Glossary
Tests
Check - An operator/criteria pair
Criteria - Free text filled in by the user that the operator will be evaluated against
Input - A question posed to the LLM (aka question)
Operator - One of includes
, excludes
, etc. This is either unary
like is_safe
or binary
(meaning it takes a criteria filled in by the user). Each operator is a tool we’ve defined to check one specific item in the output.
Output - The LLM’s response to the input (aka answer)
Test - An input combined with a grouping of one or more checks against which an output will be evaluated.
Test Suite - A grouping of one or more tests –- useful for keeping related tests organized
Right answer - An alternative way to evaluate an output. The user writes the “right answer” to a given prompt/question and we compare that right answer to the answer the LLM produces.
Platform
Custom operators - A custom operator you define via prompt engineering. Can be configured on the settings page.
LLM - Large language model
LLM as judge - A process by which one LLM is used to grade the response of another LLM.
SME - Subject matter expert - Specialist in the domain under question (e.g. lawyer, CPA, etc.)
Runs
Auto eval - The result of grading an output against its respective checks
Confidence - When evaluating benchmark performance, we use a standard large and very capable model as the primary judge for scoring responses. For confidence assessment, we employ a smaller, more efficient model that analyzes both the question and surrounding test context to verify the coherence of question-answer pairs, providing a reliability metric for our evaluation results. A high confidence indicates a high likelihood that the check has been scored correctly.
Duration/Latency - The time it takes for a model to produce a response.
Eval model - Some of our operators employ LLM as judge. This is the model that will be used as judge.
Heavyweight factor - Each auto eval will be run this many times, and the result is the mode.
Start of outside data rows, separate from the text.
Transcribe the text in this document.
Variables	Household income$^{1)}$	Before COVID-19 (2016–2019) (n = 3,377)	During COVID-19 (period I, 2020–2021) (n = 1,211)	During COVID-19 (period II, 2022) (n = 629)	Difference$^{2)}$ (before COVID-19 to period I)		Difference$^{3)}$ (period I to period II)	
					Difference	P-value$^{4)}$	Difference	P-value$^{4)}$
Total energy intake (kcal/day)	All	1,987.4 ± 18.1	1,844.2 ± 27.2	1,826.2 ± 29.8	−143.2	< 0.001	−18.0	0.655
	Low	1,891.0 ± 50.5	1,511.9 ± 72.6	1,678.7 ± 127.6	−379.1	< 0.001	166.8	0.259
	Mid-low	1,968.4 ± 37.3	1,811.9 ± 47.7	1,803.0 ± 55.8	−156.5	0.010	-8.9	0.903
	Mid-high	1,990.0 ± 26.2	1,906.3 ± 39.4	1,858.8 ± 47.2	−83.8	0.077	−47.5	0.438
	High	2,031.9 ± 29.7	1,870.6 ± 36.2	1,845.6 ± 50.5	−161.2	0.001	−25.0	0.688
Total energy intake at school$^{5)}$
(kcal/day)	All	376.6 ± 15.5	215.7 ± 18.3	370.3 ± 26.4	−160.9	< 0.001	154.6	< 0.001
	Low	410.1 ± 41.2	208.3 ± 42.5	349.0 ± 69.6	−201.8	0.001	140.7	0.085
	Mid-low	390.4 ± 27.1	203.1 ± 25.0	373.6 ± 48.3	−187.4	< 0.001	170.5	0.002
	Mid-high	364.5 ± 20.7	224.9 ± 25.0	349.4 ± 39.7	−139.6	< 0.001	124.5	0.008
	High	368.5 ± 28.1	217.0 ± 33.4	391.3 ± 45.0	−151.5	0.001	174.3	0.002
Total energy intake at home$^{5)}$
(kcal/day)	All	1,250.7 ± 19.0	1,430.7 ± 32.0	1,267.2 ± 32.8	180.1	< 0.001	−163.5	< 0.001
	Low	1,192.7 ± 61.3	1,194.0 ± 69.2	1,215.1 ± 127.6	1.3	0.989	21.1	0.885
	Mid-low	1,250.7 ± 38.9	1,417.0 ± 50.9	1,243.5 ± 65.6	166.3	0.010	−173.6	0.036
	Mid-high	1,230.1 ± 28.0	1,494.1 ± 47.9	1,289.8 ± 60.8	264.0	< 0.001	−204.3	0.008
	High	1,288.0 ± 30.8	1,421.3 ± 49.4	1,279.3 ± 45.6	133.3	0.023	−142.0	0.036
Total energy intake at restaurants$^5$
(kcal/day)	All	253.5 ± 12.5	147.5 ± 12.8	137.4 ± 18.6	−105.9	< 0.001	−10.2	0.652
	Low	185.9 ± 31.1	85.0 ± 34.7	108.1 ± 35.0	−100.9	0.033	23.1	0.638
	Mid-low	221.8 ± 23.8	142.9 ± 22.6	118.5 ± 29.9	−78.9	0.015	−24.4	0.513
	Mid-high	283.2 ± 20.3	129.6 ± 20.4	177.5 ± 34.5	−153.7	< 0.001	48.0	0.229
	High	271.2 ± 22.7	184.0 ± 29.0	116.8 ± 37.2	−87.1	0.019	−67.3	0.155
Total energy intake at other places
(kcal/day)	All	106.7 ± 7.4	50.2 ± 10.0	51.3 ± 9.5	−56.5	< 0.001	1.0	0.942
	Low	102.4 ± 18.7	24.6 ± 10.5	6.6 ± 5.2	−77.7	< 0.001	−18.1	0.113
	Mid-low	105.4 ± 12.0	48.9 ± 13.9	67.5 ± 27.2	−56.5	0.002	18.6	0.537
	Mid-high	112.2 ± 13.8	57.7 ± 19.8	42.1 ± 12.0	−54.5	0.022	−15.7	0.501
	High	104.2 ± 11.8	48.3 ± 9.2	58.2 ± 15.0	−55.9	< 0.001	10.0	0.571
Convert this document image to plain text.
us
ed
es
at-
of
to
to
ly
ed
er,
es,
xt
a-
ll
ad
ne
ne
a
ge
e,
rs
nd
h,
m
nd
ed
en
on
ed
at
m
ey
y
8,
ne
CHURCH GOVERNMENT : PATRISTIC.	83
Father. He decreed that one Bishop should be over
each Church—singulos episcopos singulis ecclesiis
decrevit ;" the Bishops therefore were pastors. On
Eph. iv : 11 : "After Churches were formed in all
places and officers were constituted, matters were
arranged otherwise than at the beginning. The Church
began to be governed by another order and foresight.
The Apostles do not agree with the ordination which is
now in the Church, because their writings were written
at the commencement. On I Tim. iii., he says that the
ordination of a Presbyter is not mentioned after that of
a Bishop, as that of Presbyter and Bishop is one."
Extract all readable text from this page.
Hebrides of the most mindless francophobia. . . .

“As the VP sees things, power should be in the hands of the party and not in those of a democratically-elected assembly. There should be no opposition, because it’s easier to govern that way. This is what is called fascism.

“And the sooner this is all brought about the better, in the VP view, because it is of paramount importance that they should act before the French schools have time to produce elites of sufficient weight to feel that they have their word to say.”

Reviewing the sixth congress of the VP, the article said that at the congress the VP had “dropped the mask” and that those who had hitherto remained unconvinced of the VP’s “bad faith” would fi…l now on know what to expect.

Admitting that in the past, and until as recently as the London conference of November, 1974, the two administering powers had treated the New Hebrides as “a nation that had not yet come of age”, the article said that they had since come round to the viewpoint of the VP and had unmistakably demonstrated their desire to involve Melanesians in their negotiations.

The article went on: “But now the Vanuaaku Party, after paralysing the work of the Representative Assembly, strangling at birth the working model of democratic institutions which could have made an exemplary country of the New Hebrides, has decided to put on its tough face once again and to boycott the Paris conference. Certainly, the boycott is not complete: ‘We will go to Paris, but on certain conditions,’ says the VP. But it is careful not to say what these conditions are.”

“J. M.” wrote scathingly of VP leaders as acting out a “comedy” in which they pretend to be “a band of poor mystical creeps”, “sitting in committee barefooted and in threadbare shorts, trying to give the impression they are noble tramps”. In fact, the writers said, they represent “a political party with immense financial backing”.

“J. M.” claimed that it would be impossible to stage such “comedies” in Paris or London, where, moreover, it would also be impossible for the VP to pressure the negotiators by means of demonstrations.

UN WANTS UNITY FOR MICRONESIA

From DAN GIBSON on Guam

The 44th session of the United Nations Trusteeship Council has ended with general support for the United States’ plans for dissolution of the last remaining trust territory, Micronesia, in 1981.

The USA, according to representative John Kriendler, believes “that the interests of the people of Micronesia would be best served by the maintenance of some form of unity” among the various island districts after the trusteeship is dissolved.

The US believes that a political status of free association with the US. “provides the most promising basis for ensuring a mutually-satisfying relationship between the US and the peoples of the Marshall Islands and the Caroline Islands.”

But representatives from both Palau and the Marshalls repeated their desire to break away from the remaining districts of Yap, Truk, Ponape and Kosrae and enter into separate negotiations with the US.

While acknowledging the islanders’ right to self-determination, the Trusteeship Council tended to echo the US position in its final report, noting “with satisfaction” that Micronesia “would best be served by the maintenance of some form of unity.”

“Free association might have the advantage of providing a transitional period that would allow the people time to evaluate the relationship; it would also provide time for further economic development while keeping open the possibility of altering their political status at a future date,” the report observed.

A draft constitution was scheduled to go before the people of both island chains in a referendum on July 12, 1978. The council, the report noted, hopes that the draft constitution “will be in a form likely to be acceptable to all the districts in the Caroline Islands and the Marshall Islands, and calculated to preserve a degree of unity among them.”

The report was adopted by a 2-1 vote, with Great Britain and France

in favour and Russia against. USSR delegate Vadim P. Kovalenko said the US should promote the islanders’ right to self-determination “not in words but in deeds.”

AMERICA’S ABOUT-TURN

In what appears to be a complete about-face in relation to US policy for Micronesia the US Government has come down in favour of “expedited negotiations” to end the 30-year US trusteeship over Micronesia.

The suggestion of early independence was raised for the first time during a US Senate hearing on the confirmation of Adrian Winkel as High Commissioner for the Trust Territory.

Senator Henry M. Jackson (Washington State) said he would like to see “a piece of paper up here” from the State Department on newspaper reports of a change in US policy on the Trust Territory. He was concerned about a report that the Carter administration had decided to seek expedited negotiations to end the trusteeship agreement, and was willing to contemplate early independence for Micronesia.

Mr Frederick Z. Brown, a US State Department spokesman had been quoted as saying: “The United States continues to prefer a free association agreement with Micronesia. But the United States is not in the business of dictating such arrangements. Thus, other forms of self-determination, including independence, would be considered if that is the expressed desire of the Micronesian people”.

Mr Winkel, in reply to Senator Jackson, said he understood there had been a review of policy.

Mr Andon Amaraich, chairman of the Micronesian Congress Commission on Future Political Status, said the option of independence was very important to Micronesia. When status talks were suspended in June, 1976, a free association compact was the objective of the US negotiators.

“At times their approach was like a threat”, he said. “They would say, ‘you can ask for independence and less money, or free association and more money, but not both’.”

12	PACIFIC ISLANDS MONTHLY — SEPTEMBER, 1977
Model - The model used to produce outputs. Can either be a foundation model or your own custom model.
Run parameters - These are the knobs available to you to tune either how the evaluation is conducted (evaluation parameters) or how the model responses are produced (model parameters).
Run result - An evaluated test suite. This evaluation takes place over two phases:
- Output gathering - Each test input is passed off to the model to gather outputs
- Evaluation - The checks are evaluated
Test result - The result of evaluating a single test
Human Review
Auto eval re-review (aka Single run review) - Another pass by a human reviewer. Each of the checks posed to the model must be answered or flagged.
Pairwise review - Two outputs are compared side by side and the user picks a winner.
Human review template - A user configured review question that will only be answered by a human reviewer. This allows you to evaluate outputs in ways that may be hard to codify solely using checks.